Être humiliée par plus "bas" que soi, c’est être délogée de son piedestal, ramené à un endroit qu’on a peut être tout fait pour échapper. Je suis mal à l’aise avec la connotation un peu élitiste de "plus bas"; par là, je veux simplement dire, pour lequel on n’éprouve pas d’admiration et par rapport auquel on se sent une forme ou une autre de supériorité. Chez moi, un fantasme d’humiliation pourrait prendre la forme d’une interaction forcée avec un grossier ignorant et manipulateur.

Être humiliée par plus "haut" que soi, c’est ressentir son imperfection jusqu’au plus profond de sa chair… Pas facile pour une perfectionniste qui tend à exceller en toute chose; l’encoche à l’égo fait peut-être d’ailleurs partie de l’humiliation. C’est à cette enseigne que loge mon grand fantasme de soumission: Celui qui me domine doit inspirer le respect, être mon égal ou mon supérieur intellectuel, et très certainement, un guide dont j’apprécie la sagesse et le regard sur la vie.

Enfin, être humiliée aux yeux de celui qu’on aime et qui nous aime en retour… Étrangement, cette forme d’humiliation m’échappe de plus en plus, car plus j’aime Janus et plus le sentiment d’être humiliée disparaît au profit d’une joyeuse complicité, un laisser-aller dans les sensations que nous nous procurons mutuellement. L’humiliation présume une face à préserver, une image à défendre, or la relation amoureuse permet de dépasser cette image, ou plutôt, à incorporer sa négociation au travers du lien. Est-ce à dire que l’humiliation disparaît d’une relation où la confiance envers l’autre est totale? Le futur nous le dira bien.

Pour ce qui est de Beauté et d’Alexi, ils concluent à l’inverse que les formes d’humiliation sont infinies et que s’il est possible de s’habituer à une configuration, un esprit véritablement sadique parviendra bien à en trouver une nouvelle pour la remplacer. Il faut dire que leur esclavage n’a rien à voir avec l’amour.

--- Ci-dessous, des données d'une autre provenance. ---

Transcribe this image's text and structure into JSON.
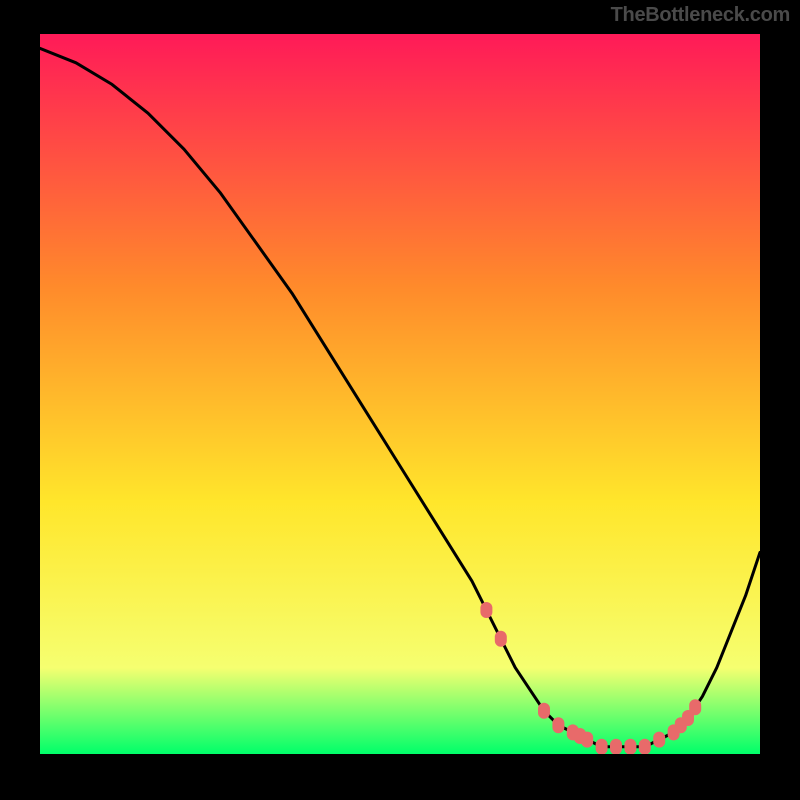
{
  "attribution": "TheBottleneck.com",
  "chart_data": {
    "type": "line",
    "title": "",
    "xlabel": "",
    "ylabel": "",
    "xlim": [
      0,
      100
    ],
    "ylim": [
      0,
      100
    ],
    "x": [
      0,
      5,
      10,
      15,
      20,
      25,
      30,
      35,
      40,
      45,
      50,
      55,
      60,
      62,
      64,
      66,
      68,
      70,
      72,
      74,
      76,
      78,
      80,
      82,
      84,
      86,
      88,
      90,
      92,
      94,
      96,
      98,
      100
    ],
    "y": [
      98,
      96,
      93,
      89,
      84,
      78,
      71,
      64,
      56,
      48,
      40,
      32,
      24,
      20,
      16,
      12,
      9,
      6,
      4,
      3,
      2,
      1,
      1,
      1,
      1,
      2,
      3,
      5,
      8,
      12,
      17,
      22,
      28
    ],
    "highlight_zone": {
      "x_start": 62,
      "x_end": 92
    },
    "dot_x": [
      62,
      64,
      70,
      72,
      74,
      75,
      76,
      78,
      80,
      82,
      84,
      86,
      88,
      89,
      90,
      91
    ],
    "background_gradient": {
      "top": "#ff1a58",
      "mid1": "#ff8a2b",
      "mid2": "#ffe62b",
      "mid3": "#f6ff70",
      "bottom": "#00ff6a"
    }
  }
}
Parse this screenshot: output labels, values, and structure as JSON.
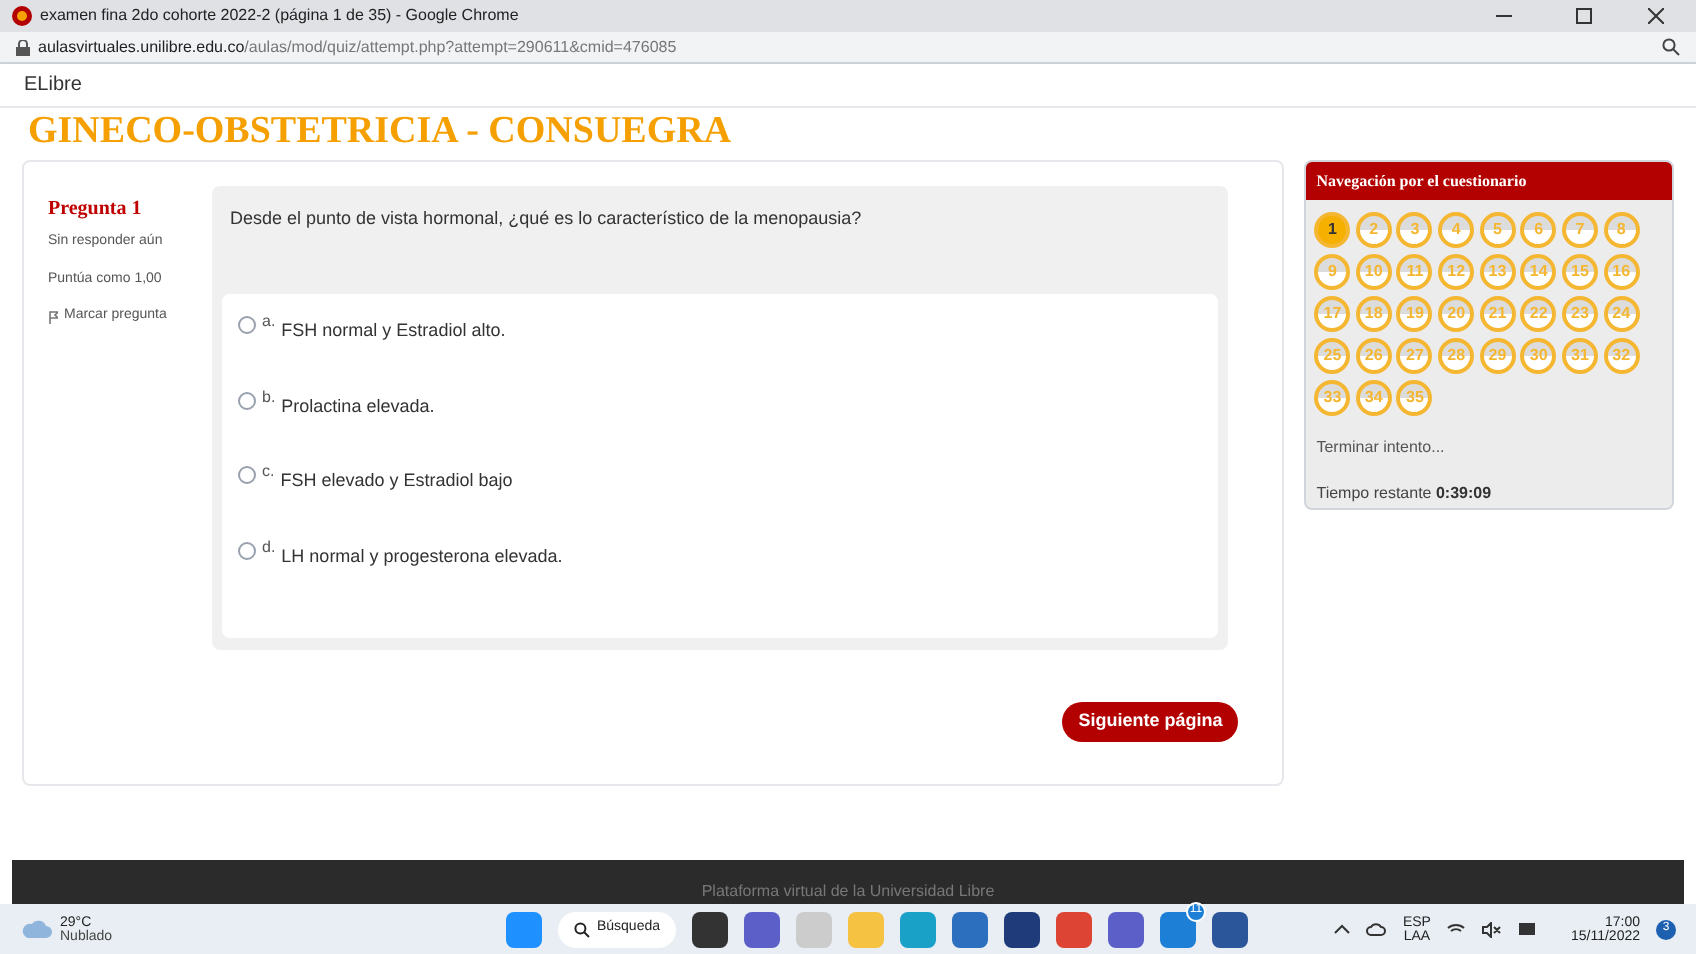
{
  "browser": {
    "tab_title": "examen fina 2do cohorte 2022-2 (página 1 de 35) - Google Chrome",
    "url_domain": "aulasvirtuales.unilibre.edu.co",
    "url_path": "/aulas/mod/quiz/attempt.php?attempt=290611&cmid=476085"
  },
  "site": {
    "brand": "ELibre",
    "course_title": "GINECO-OBSTETRICIA - CONSUEGRA"
  },
  "question": {
    "title": "Pregunta 1",
    "status": "Sin responder aún",
    "grade": "Puntúa como 1,00",
    "flag_label": "Marcar pregunta",
    "text": "Desde el punto de vista hormonal, ¿qué es lo característico de la menopausia?",
    "options": [
      {
        "letter": "a.",
        "text": "FSH normal y Estradiol alto.",
        "selected": false
      },
      {
        "letter": "b.",
        "text": "Prolactina elevada.",
        "selected": false
      },
      {
        "letter": "c.",
        "text": "FSH elevado y Estradiol bajo",
        "selected": false
      },
      {
        "letter": "d.",
        "text": "LH normal y progesterona elevada.",
        "selected": false
      }
    ]
  },
  "next_button": "Siguiente página",
  "navigation": {
    "title": "Navegación por el cuestionario",
    "items": [
      {
        "label": "1",
        "selected": true
      },
      {
        "label": "2",
        "selected": false
      },
      {
        "label": "3",
        "selected": false
      },
      {
        "label": "4",
        "selected": false
      },
      {
        "label": "5",
        "selected": false
      },
      {
        "label": "6",
        "selected": false
      },
      {
        "label": "7",
        "selected": false
      },
      {
        "label": "8",
        "selected": false
      },
      {
        "label": "9",
        "selected": false
      },
      {
        "label": "10",
        "selected": false
      },
      {
        "label": "11",
        "selected": false
      },
      {
        "label": "12",
        "selected": false
      },
      {
        "label": "13",
        "selected": false
      },
      {
        "label": "14",
        "selected": false
      },
      {
        "label": "15",
        "selected": false
      },
      {
        "label": "16",
        "selected": false
      },
      {
        "label": "17",
        "selected": false
      },
      {
        "label": "18",
        "selected": false
      },
      {
        "label": "19",
        "selected": false
      },
      {
        "label": "20",
        "selected": false
      },
      {
        "label": "21",
        "selected": false
      },
      {
        "label": "22",
        "selected": false
      },
      {
        "label": "23",
        "selected": false
      },
      {
        "label": "24",
        "selected": false
      },
      {
        "label": "25",
        "selected": false
      },
      {
        "label": "26",
        "selected": false
      },
      {
        "label": "27",
        "selected": false
      },
      {
        "label": "28",
        "selected": false
      },
      {
        "label": "29",
        "selected": false
      },
      {
        "label": "30",
        "selected": false
      },
      {
        "label": "31",
        "selected": false
      },
      {
        "label": "32",
        "selected": false
      },
      {
        "label": "33",
        "selected": false
      },
      {
        "label": "34",
        "selected": false
      },
      {
        "label": "35",
        "selected": false
      }
    ],
    "finish_link": "Terminar intento...",
    "time_label": "Tiempo restante",
    "time_value": "0:39:09"
  },
  "footer": "Plataforma virtual de la Universidad Libre",
  "taskbar": {
    "temperature": "29°C",
    "weather": "Nublado",
    "search": "Búsqueda",
    "mail_badge": "11",
    "lang": "ESP",
    "layout": "LAA",
    "time": "17:00",
    "date": "15/11/2022",
    "notifications": "3"
  }
}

Réflexion par élodie24/6/2009 9:12 am

Pour toute sa malchance, Beauté possède néanmoins un "talent naturel" qui, dit-on, lui épargne bien des souffrances: elle transforme presque spontanément la douleur et l’humiliation en excitation sexuelle. Un peu comme dans "la vraie vie", par là, entendre "les rapports D/s qui s’inscrivent dans une réalité partagée par plusieurs d’entre nous, la société sadique d’Anne Rice semble tirer une partie de son énergie motrice du plaisir grandissant (et inassouvissable) que les esclaves tirent des traitements qui leur sont réservés. Bien que l’absence de plaisir ne constitue pas un frein, loin s’en faut, il semblerait que l’impuissance des princes et princesses asservis face à la montée de leur propre excitation sexuelle soit la destination et un important maillon de leur docilité grandissante.

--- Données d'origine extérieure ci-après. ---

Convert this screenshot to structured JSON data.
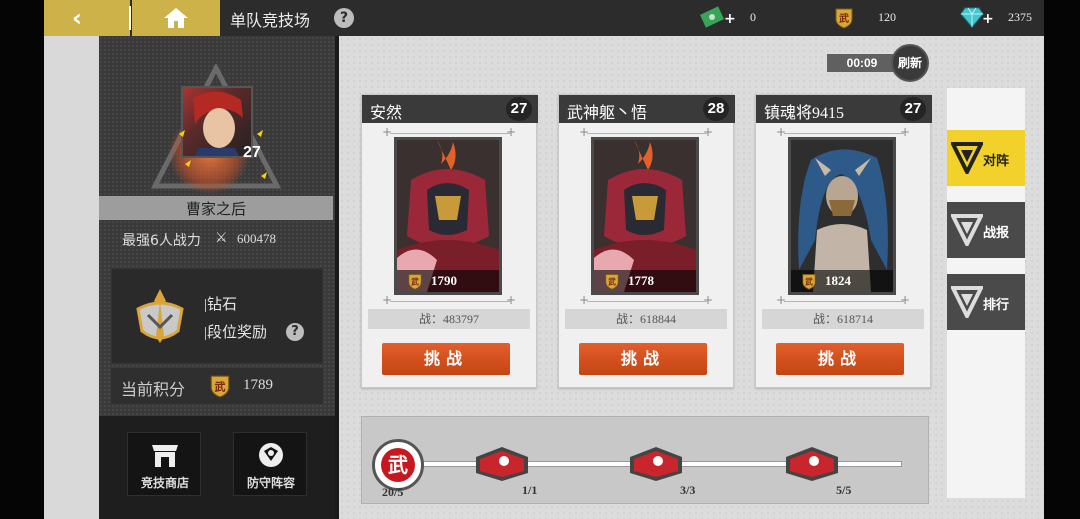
{
  "header": {
    "title": "单队竞技场",
    "resources": [
      {
        "icon": "cash-icon",
        "value": "0"
      },
      {
        "icon": "martial-token-icon",
        "value": "120"
      },
      {
        "icon": "diamond-icon",
        "value": "2375"
      }
    ]
  },
  "player": {
    "level": "27",
    "name": "曹家之后",
    "power_label": "最强6人战力",
    "power_value": "600478",
    "rank_name": "|钻石",
    "rank_reward": "|段位奖励",
    "score_label": "当前积分",
    "score_value": "1789",
    "shop_label": "竞技商店",
    "defense_label": "防守阵容"
  },
  "refresh": {
    "timer": "00:09",
    "label": "刷新"
  },
  "opponents": [
    {
      "name": "安然",
      "level": "27",
      "score": "1790",
      "power": "战：483797",
      "button": "挑战"
    },
    {
      "name": "武神躯丶悟",
      "level": "28",
      "score": "1778",
      "power": "战：618844",
      "button": "挑战"
    },
    {
      "name": "镇魂将9415",
      "level": "27",
      "score": "1824",
      "power": "战：618714",
      "button": "挑战"
    }
  ],
  "tabs": [
    {
      "label": "对阵",
      "active": true
    },
    {
      "label": "战报",
      "active": false
    },
    {
      "label": "排行",
      "active": false
    }
  ],
  "progress": {
    "start_glyph": "武",
    "start_count": "20/5",
    "chests": [
      {
        "label": "1/1"
      },
      {
        "label": "3/3"
      },
      {
        "label": "5/5"
      }
    ]
  },
  "colors": {
    "accent_gold": "#cdb24a",
    "challenge_orange": "#d9501f",
    "active_tab_yellow": "#f2d22a"
  }
}
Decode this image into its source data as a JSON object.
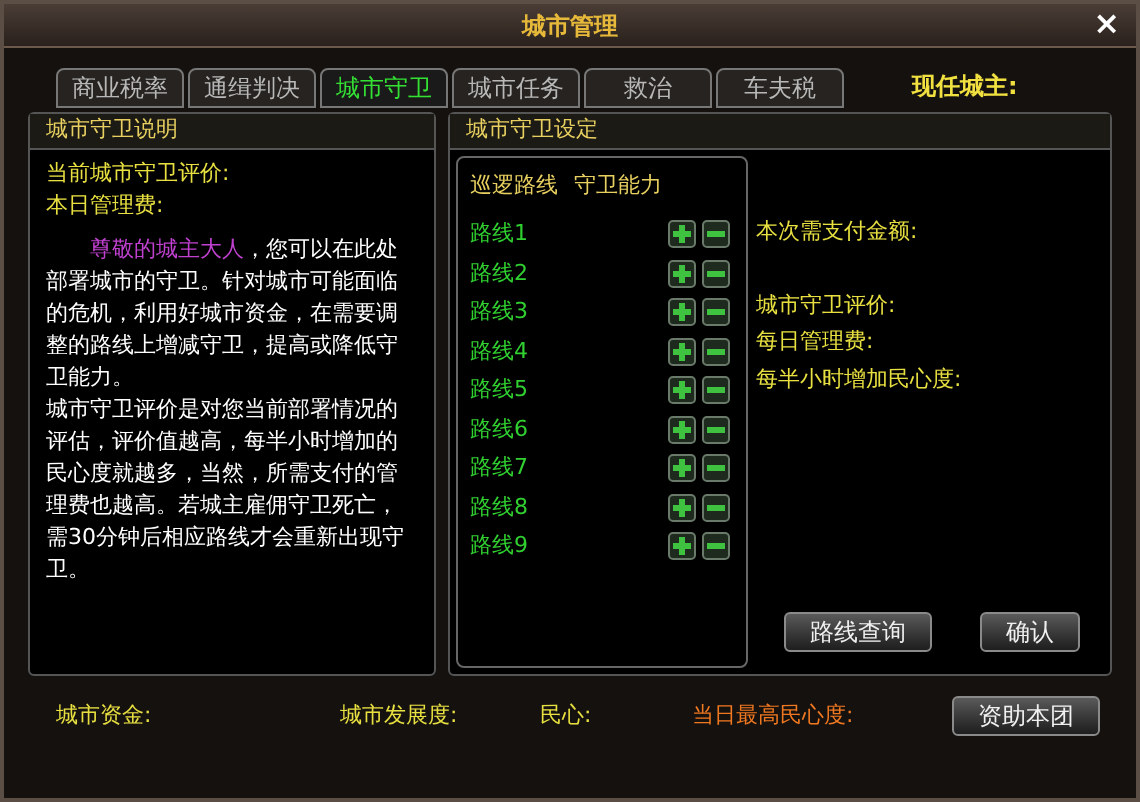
{
  "window": {
    "title": "城市管理",
    "close": "×"
  },
  "tabs": [
    {
      "label": "商业税率",
      "selected": false
    },
    {
      "label": "通缉判决",
      "selected": false
    },
    {
      "label": "城市守卫",
      "selected": true
    },
    {
      "label": "城市任务",
      "selected": false
    },
    {
      "label": "救治",
      "selected": false
    },
    {
      "label": "车夫税",
      "selected": false
    }
  ],
  "current_lord": "现任城主:",
  "description_panel": {
    "title": "城市守卫说明",
    "stats": [
      "当前城市守卫评价:",
      "本日管理费:"
    ],
    "greeting": "尊敬的城主大人",
    "intro": "，您可以在此处部署城市的守卫。针对城市可能面临的危机，利用好城市资金，在需要调整的路线上增减守卫，提高或降低守卫能力。",
    "details": "城市守卫评价是对您当前部署情况的评估，评价值越高，每半小时增加的民心度就越多，当然，所需支付的管理费也越高。若城主雇佣守卫死亡，需30分钟后相应路线才会重新出现守卫。"
  },
  "settings_panel": {
    "title": "城市守卫设定",
    "columns": [
      "巡逻路线",
      "守卫能力"
    ],
    "routes": [
      {
        "name": "路线1"
      },
      {
        "name": "路线2"
      },
      {
        "name": "路线3"
      },
      {
        "name": "路线4"
      },
      {
        "name": "路线5"
      },
      {
        "name": "路线6"
      },
      {
        "name": "路线7"
      },
      {
        "name": "路线8"
      },
      {
        "name": "路线9"
      }
    ],
    "payment_label": "本次需支付金额:",
    "summary": [
      "城市守卫评价:",
      "每日管理费:",
      "每半小时增加民心度:"
    ],
    "buttons": [
      "路线查询",
      "确认"
    ]
  },
  "status_bar": [
    {
      "label": "城市资金:",
      "highlight": false
    },
    {
      "label": "城市发展度:",
      "highlight": false
    },
    {
      "label": "民心:",
      "highlight": false
    },
    {
      "label": "当日最高民心度:",
      "highlight": true
    }
  ],
  "sponsor_button": "资助本团"
}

Le livre présente toute une stratégie afin de cristalliser l’association entre "douleur" et "plaisir" chez les déténus. Ils sont attachés dans un hall, puis stimulés et frappés en alternance ou en même temps, sans jamais être poussés jusqu’à l’orgasme. À plus ou moins brève échéance, tous finissent par créer un pont entre les deux… Certains souffrent davantage pour y parvenir. Cette même idée est reprise avec force dans "The training of O", un site Web qui vend des vidéos de supposées esclaves "entraînées" à apprécier souffrance, inconfort et humiliation. La capacité à "éroticiser" la douleur est évaluée, appréciée, et fait l’objet d’un entraînement (plus symbolique que fonctionnel, je ne pense pas que ce genre de conditionnement soit l’affaire d’un fois…) qui semble bien populaire chez les fans du site.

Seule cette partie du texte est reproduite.